Thursday, 10 December 2015

Brenni's got the X Factor

I seldom use this blog to promote third party causes, but I was pleased today to receive a press release from the Leukaemia charity 'Bloodwise' which highlighted the good work being done by one of our hard working activists, Brenni Wilson (wife of former Maidstone & The Weald Chairman, Cllr John Wilson).  Nice to see how the "red carpet" set live whilst Cllr Paperclips and I trudge around Bookers Cash & carry in Chatham buying cheese for the Association's Christmas Cheese and Wine Party. 

Maidstone cancer survivor meets X Factor judge and finalist at star-studded charity event

Maidstone leukaemia survivor Brenda Wilson relished in a red carpet moment with Radio 1 DJ Nick Grimshaw and X Factor finalist Ché Chesterman at the Royal Albert Hall on Tuesday (8 December).

Ché gave a rousing rendition of “Try a Little Tenderness” in front of a packed crowd during the Christmas With The Stars event hosted by blood cancer charity Bloodwise.

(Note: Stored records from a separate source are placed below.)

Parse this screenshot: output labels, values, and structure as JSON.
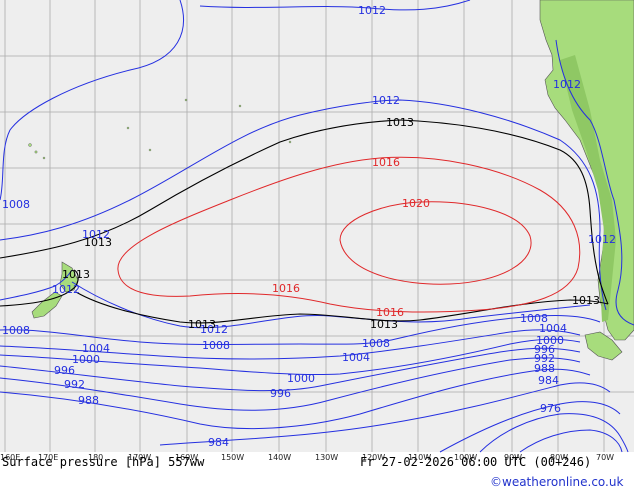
{
  "map": {
    "title": "Surface pressure [hPa] 557ww",
    "valid_time": "Fr 27-02-2026 06:00 UTC (00+246)",
    "credit": "©weatheronline.co.uk",
    "colors": {
      "ocean": "#eeeeee",
      "land": "#a7dc7c",
      "grid": "#aaaaaa",
      "isobar_low": "#2530e0",
      "isobar_high": "#e0282a",
      "isobar_ref": "#000000"
    },
    "lon_ticks": [
      "160E",
      "170E",
      "180",
      "170W",
      "160W",
      "150W",
      "140W",
      "130W",
      "120W",
      "110W",
      "100W",
      "90W",
      "80W",
      "70W"
    ],
    "isobar_labels": {
      "l1012_top": "1012",
      "l1012_rtop": "1012",
      "l1012_mid": "1012",
      "l1012_right": "1012",
      "l1012_left": "1012",
      "l1012_nz": "1012",
      "l1012_bl": "1012",
      "l1013_top": "1013",
      "l1013_left": "1013",
      "l1013_nz": "1013",
      "l1013_bl": "1013",
      "l1013_bm": "1013",
      "l1013_br": "1013",
      "l1016_top": "1016",
      "l1016_bl": "1016",
      "l1016_bm": "1016",
      "l1020": "1020",
      "l1008_left": "1008",
      "l1008_lw": "1008",
      "l1008_mid": "1008",
      "l1008_cm": "1008",
      "l1008_r": "1008",
      "l1004_l": "1004",
      "l1004_m": "1004",
      "l1004_r": "1004",
      "l1000_l": "1000",
      "l1000_m": "1000",
      "l1000_r": "1000",
      "l996_l": "996",
      "l996_m": "996",
      "l996_r": "996",
      "l992_l": "992",
      "l992_r": "992",
      "l988_l": "988",
      "l988_r": "988",
      "l984_b": "984",
      "l984_r": "984",
      "l976": "976"
    }
  }
}
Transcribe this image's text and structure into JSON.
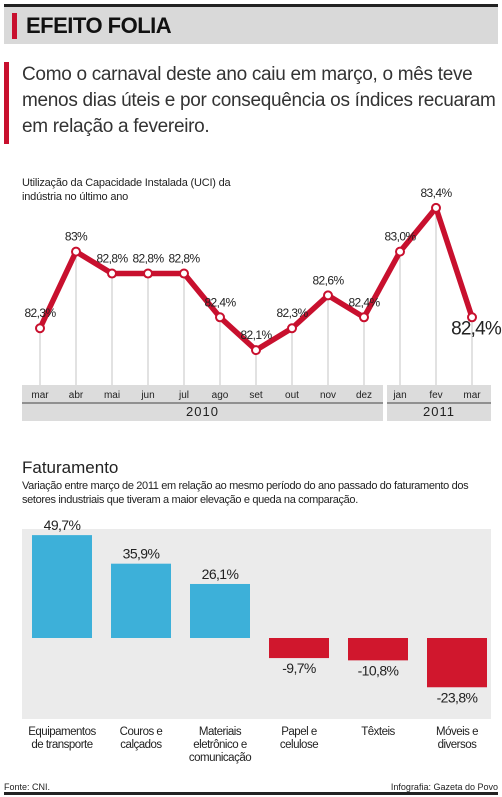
{
  "header": {
    "title": "EFEITO FOLIA"
  },
  "intro": {
    "text": "Como o carnaval deste ano caiu em março, o mês teve menos dias úteis e por consequência os índices recuaram em relação a fevereiro."
  },
  "footer": {
    "source": "Fonte: CNI.",
    "credit": "Infografia: Gazeta do Povo"
  },
  "colors": {
    "accent_red": "#c8102e",
    "bar_blue": "#3db0d9",
    "bar_red": "#d0172d",
    "header_gray": "#d9d9d9",
    "axis_band": "#dcdcdc"
  },
  "chart_data": [
    {
      "type": "line",
      "title": "Utilização da Capacidade Instalada (UCI) da indústria no último ano",
      "categories": [
        "mar",
        "abr",
        "mai",
        "jun",
        "jul",
        "ago",
        "set",
        "out",
        "nov",
        "dez",
        "jan",
        "fev",
        "mar"
      ],
      "values": [
        82.3,
        83.0,
        82.8,
        82.8,
        82.8,
        82.4,
        82.1,
        82.3,
        82.6,
        82.4,
        83.0,
        83.4,
        82.4
      ],
      "value_labels": [
        "82,3%",
        "83%",
        "82,8%",
        "82,8%",
        "82,8%",
        "82,4%",
        "82,1%",
        "82,3%",
        "82,6%",
        "82,4%",
        "83,0%",
        "83,4%",
        "82,4%"
      ],
      "year_groups": [
        {
          "label": "2010",
          "categories": [
            "mar",
            "abr",
            "mai",
            "jun",
            "jul",
            "ago",
            "set",
            "out",
            "nov",
            "dez"
          ]
        },
        {
          "label": "2011",
          "categories": [
            "jan",
            "fev",
            "mar"
          ]
        }
      ],
      "ylim": [
        81.9,
        83.6
      ],
      "grid": false,
      "series_color": "#c8102e"
    },
    {
      "type": "bar",
      "title": "Faturamento",
      "subtitle": "Variação entre março de 2011 em relação ao mesmo período do ano passado do faturamento dos setores industriais que tiveram a maior elevação e queda na comparação.",
      "categories": [
        [
          "Equipamentos",
          "de transporte"
        ],
        [
          "Couros e",
          "calçados"
        ],
        [
          "Materiais",
          "eletrônico e",
          "comunicação"
        ],
        [
          "Papel e",
          "celulose"
        ],
        [
          "Têxteis"
        ],
        [
          "Móveis e",
          "diversos"
        ]
      ],
      "values": [
        49.7,
        35.9,
        26.1,
        -9.7,
        -10.8,
        -23.8
      ],
      "value_labels": [
        "49,7%",
        "35,9%",
        "26,1%",
        "-9,7%",
        "-10,8%",
        "-23,8%"
      ],
      "ylim": [
        -27,
        52
      ],
      "positive_color": "#3db0d9",
      "negative_color": "#d0172d"
    }
  ]
}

Ché then came backstage with Nick, his X Factor mentor, to chat to blood cancer patient Brenda and her husband John.

Brenda, from East Farleigh, was diagnosed with acute myeloid leukaemia in January 2004 but is now in remission. Since her illness the couple have been keen supporters of Bloodwise, and taken part in many fundraising events for the charity. The couple belong to the Maidstone branch of Bloodwise, which has so far raised more than £365,000 for the charity.

Brenda said: “It was an incredible night and we were thrilled to meet Nick and Ché. I can’t wait to tell my daughter and grandsons all about our celebrity encounter.”

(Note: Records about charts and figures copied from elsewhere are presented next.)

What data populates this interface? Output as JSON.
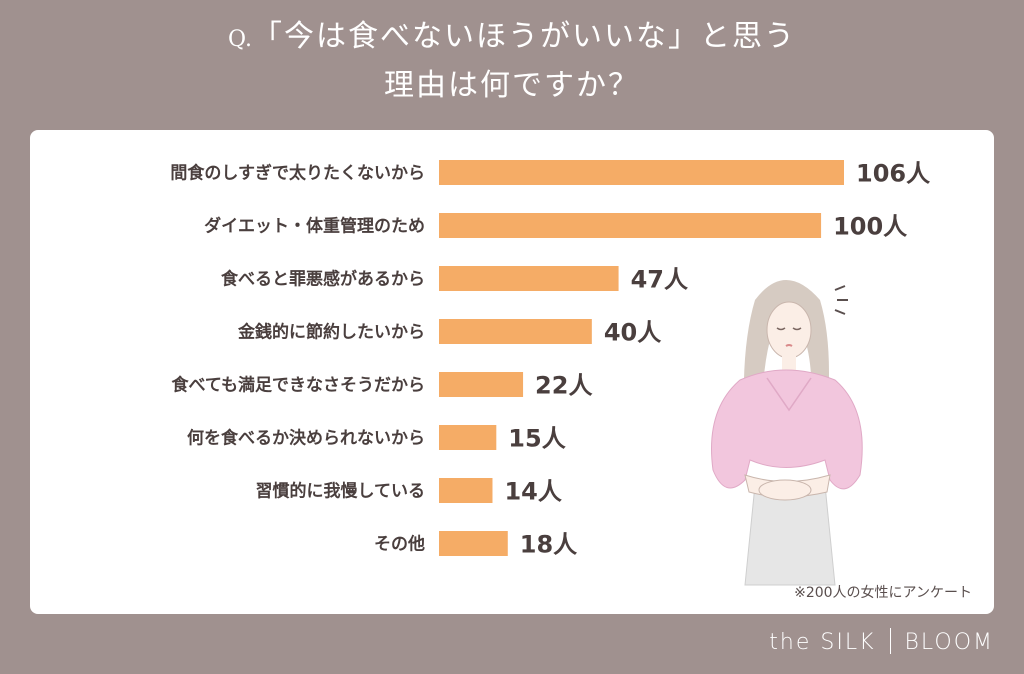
{
  "title": {
    "q": "Q.",
    "line1": "「今は食べないほうがいいな」と思う",
    "line2": "理由は何ですか？"
  },
  "note": "※200人の女性にアンケート",
  "brand": {
    "left": "the SILK",
    "right": "BLOOM"
  },
  "colors": {
    "bar": "#f5ac66",
    "background": "#a0918f",
    "label": "#4a3f3e"
  },
  "chart_data": {
    "type": "bar",
    "orientation": "horizontal",
    "categories": [
      "間食のしすぎで太りたくないから",
      "ダイエット・体重管理のため",
      "食べると罪悪感があるから",
      "金銭的に節約したいから",
      "食べても満足できなさそうだから",
      "何を食べるか決められないから",
      "習慣的に我慢している",
      "その他"
    ],
    "values": [
      106,
      100,
      47,
      40,
      22,
      15,
      14,
      18
    ],
    "value_labels": [
      "106人",
      "100人",
      "47人",
      "40人",
      "22人",
      "15人",
      "14人",
      "18人"
    ],
    "unit": "人",
    "xlim": [
      0,
      106
    ]
  }
}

Cathy Gilman, chief executive of Bloodwise, adds: “Our ability to help blood cancer patients depends on people like Brenda and John raising funds for our work, year on year. We can’t thank them and everyone else involved with the Maidstone branch enough for their loyalty and tireless efforts.”

This winter, Bloodwise is hosting “Susan’s Appeal”, a fundraising campaign which celebrates the charity’s 55-year heritage and the community fundraising at the core of its existence. The charity was formed in 1960 in Middlesbrough by the parents of Susan Eastwood, a six-year-old girl who died from leukaemia, and has raised and invested over half a billion pounds in blood cancer research.

In September 2015 the charity changed its name from Leukaemia & Lymphoma Research to reflect the scope of the life-changing work it carries out for all blood cancer patients.